What amounts to "written standard terms of business" is not clearly defined. A model form of contract can be regarded as written standard terms of business where a party has expressly or by practice adopted it as its standard terms of business. This was considered in detail in our article: Room for interpretation: Section 3 of UCTA revisited.

UCTA has been in the spotlight again recently, this time in the Court of Appeal in the case of African Export-Import Bank and Others v Shebah Exploration & Production Company Limited and Others [2017] EWCA Civ 845, the appeal by the Defendant against the decision at first instance reported in our earlier article referred to above. Whilst this is not a construction case, it still has significance for the construction sector.

The case centres around a facility agreement under which the First Defendant borrowed money from three banks, the Claimants. The Second and Third Defendants were guarantors. The facility agreement was based on the form of syndicated facility agreement recommended by the Loan Market Association (LMA) which was adapted and amended during negotiations between the parties. The Defendant defaulted on the loan and so under the terms of the facility agreement, the Claimants issued a notice which meant the loan was immediately due and payable. Proceedings were issued by the Claimant for summary judgment.
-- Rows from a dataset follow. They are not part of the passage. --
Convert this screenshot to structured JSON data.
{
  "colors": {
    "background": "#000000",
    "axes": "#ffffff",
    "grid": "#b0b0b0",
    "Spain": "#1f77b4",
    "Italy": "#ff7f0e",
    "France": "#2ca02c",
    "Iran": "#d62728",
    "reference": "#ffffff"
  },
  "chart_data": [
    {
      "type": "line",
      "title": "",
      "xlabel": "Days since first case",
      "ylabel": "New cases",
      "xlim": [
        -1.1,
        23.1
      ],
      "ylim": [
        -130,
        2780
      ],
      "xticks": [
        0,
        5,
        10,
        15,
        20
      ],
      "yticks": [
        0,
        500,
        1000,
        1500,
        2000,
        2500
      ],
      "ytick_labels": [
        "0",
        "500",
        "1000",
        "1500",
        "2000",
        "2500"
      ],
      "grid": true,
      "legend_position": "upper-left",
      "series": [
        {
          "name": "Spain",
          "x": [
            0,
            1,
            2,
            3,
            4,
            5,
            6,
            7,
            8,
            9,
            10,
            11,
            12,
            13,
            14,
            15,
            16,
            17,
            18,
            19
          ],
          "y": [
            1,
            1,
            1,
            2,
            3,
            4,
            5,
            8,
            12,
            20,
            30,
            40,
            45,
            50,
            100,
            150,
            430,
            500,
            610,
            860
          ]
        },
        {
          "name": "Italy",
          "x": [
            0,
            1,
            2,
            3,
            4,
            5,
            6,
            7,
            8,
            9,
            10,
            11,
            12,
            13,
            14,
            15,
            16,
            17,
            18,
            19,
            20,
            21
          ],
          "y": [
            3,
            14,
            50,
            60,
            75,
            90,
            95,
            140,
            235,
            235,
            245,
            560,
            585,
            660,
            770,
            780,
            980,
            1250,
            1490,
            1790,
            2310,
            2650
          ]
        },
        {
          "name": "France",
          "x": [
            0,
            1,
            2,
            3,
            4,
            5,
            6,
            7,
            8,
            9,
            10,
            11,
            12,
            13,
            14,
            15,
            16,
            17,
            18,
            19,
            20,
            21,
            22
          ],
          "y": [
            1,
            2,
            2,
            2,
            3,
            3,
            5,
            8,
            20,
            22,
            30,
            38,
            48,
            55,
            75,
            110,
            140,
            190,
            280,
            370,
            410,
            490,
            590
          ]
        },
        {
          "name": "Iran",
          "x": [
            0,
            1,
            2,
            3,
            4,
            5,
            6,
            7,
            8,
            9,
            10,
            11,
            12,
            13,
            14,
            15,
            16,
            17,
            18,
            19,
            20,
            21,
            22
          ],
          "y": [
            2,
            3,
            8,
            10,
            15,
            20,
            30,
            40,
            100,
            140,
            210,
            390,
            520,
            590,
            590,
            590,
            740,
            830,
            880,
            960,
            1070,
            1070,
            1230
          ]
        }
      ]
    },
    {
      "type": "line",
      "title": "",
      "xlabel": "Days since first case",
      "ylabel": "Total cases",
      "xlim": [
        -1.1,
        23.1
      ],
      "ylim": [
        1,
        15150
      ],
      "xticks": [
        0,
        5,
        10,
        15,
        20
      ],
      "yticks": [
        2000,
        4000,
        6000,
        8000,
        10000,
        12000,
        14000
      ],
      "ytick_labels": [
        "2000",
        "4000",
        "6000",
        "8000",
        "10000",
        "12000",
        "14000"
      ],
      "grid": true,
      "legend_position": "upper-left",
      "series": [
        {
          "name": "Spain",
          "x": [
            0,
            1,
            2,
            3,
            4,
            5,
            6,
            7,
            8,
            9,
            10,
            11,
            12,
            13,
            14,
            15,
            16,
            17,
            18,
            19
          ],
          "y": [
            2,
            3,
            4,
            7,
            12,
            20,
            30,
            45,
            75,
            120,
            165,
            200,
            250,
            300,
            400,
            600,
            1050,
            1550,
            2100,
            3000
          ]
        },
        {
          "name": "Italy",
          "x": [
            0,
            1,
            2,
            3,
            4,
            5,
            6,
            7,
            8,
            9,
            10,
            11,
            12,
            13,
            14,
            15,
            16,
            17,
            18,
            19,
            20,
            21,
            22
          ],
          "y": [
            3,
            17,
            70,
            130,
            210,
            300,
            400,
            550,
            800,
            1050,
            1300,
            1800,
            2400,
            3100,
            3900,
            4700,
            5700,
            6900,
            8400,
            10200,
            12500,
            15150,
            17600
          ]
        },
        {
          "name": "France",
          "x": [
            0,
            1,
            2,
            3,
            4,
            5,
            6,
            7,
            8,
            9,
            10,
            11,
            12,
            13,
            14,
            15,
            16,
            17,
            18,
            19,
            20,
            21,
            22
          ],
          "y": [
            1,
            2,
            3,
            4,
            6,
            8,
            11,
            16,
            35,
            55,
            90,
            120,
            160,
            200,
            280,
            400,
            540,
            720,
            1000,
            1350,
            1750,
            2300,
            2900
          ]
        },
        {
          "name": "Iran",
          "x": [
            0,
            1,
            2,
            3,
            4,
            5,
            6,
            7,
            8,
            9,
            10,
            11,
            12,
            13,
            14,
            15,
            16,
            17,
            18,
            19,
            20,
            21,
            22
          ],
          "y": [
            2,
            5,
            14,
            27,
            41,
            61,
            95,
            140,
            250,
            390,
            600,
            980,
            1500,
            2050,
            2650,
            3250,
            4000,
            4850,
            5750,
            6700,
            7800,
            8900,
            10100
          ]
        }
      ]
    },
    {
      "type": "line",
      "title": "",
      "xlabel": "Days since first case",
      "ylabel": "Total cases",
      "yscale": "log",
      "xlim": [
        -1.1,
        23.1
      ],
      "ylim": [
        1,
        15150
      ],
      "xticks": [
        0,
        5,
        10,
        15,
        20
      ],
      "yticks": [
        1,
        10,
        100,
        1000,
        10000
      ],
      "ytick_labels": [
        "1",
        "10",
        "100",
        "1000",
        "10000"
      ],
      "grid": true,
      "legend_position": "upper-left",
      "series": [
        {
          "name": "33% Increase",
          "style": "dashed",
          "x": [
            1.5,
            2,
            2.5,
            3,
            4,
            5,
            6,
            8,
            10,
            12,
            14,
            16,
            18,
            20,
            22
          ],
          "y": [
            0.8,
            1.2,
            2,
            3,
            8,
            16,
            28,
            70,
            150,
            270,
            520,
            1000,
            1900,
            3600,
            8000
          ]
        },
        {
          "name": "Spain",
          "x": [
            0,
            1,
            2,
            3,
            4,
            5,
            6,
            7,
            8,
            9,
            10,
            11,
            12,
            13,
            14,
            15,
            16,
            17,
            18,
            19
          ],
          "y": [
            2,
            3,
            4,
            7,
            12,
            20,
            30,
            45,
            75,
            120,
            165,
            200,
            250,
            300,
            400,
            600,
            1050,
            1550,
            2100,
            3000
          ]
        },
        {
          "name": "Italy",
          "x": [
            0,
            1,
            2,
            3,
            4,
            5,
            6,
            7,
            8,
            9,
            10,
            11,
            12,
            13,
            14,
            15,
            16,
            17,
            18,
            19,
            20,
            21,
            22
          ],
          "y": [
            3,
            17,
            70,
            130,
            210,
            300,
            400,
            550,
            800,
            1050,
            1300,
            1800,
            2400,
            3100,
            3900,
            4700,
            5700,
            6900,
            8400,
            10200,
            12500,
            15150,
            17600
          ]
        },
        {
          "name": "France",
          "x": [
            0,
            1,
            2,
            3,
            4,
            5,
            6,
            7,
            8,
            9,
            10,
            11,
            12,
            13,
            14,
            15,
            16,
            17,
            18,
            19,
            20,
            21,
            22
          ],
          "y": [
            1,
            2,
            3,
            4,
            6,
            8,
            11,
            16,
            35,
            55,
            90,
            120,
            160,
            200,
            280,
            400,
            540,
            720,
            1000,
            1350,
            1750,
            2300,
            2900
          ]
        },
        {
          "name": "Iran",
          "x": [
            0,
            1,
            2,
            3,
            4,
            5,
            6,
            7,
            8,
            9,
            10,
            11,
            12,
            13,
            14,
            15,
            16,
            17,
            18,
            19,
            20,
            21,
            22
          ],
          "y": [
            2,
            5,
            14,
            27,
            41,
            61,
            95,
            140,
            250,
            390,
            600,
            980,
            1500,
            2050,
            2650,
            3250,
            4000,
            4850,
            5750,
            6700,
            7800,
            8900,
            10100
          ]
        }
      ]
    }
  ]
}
In February 2016, the High Court heard this case and ruled that a party could be held to have contracted on its written standard terms where it had adopted a third party's written terms as its own (British Fermentation Products Ltd v Compare Reavell Ltd [1999] 2 All E.R (Comm) 389), even where there had been some negotiation between the parties but where the terms were left effectively untouched (St Albans City Council v ICL Limited [1996] 4 All E.R. 481 CA). In the African Export-Import Bank case, the Court held that there was no evidence put forward to suggest that the lenders habitually used the LMA form as a basis for their syndicated loan deals nor that the version of the LMA form put forward had remained virtually untouched following negotiations (the Claimants had in fact accepted some of the Defendant's requested amendments).

Mr Justice Phillips said "In circumstances where commercial parties, represented by solicitors, have utilised a ‘neutral’ industry model form as the basis for a complex and detailed financial contract, executed after the usual process of negotiation, including revising a travelling draft, it will require cogent evidence to raise even an arguable case that the resulting contract is made on the written standard terms of one of those parties."

Summary judgment was awarded in favour of the Claimants and the Defendants appealed this decision.

In the judgment handed down on 28 June 2017, the Court of Appeal held that for section 3 of UCTA to apply, the Defendant had to show that the agreement was based on the Claimant's written standard terms of business and that these were habitually used by the Claimant. This also raised the question of whether UCTA would apply where there had been negotiations between the parties which resulted in some, but not necessarily all, of one party's standard terms applying. In this situation, the correct approach was to consider whether there has been more than insubstantial variations to the standard terms. If there had been substantial variations, it is unlikely that the Court would find that the contract had been made on the written standard terms of business.

The Defendant failed to adduce evidence that the contract was made on the Claimant's standard terms. In any event, substantial and detailed negotiations had taken place between the parties before the contract was entered and so it could not be said that they were on the Claimant's standard terms of business. It is also worth noting that there was no requirement that negotiations had to relate to the exclusion clause itself in order for UCTA not to apply. In short, the Court of Appeal upheld the Judge at first instance.

Model form contracts and written standard terms of business are commonly used within the construction sector and there is always a risk of a challenge under section 3 of UCTA. The result of such challenges will be very much dependant on the facts of the case. In the African Export-Import Bank decision it was fairly clear that the contract had not been made on the Claimant's written standard terms, but this is by no means always the case, and the concept of what "written standard terms" means is constantly being tested in the Courts.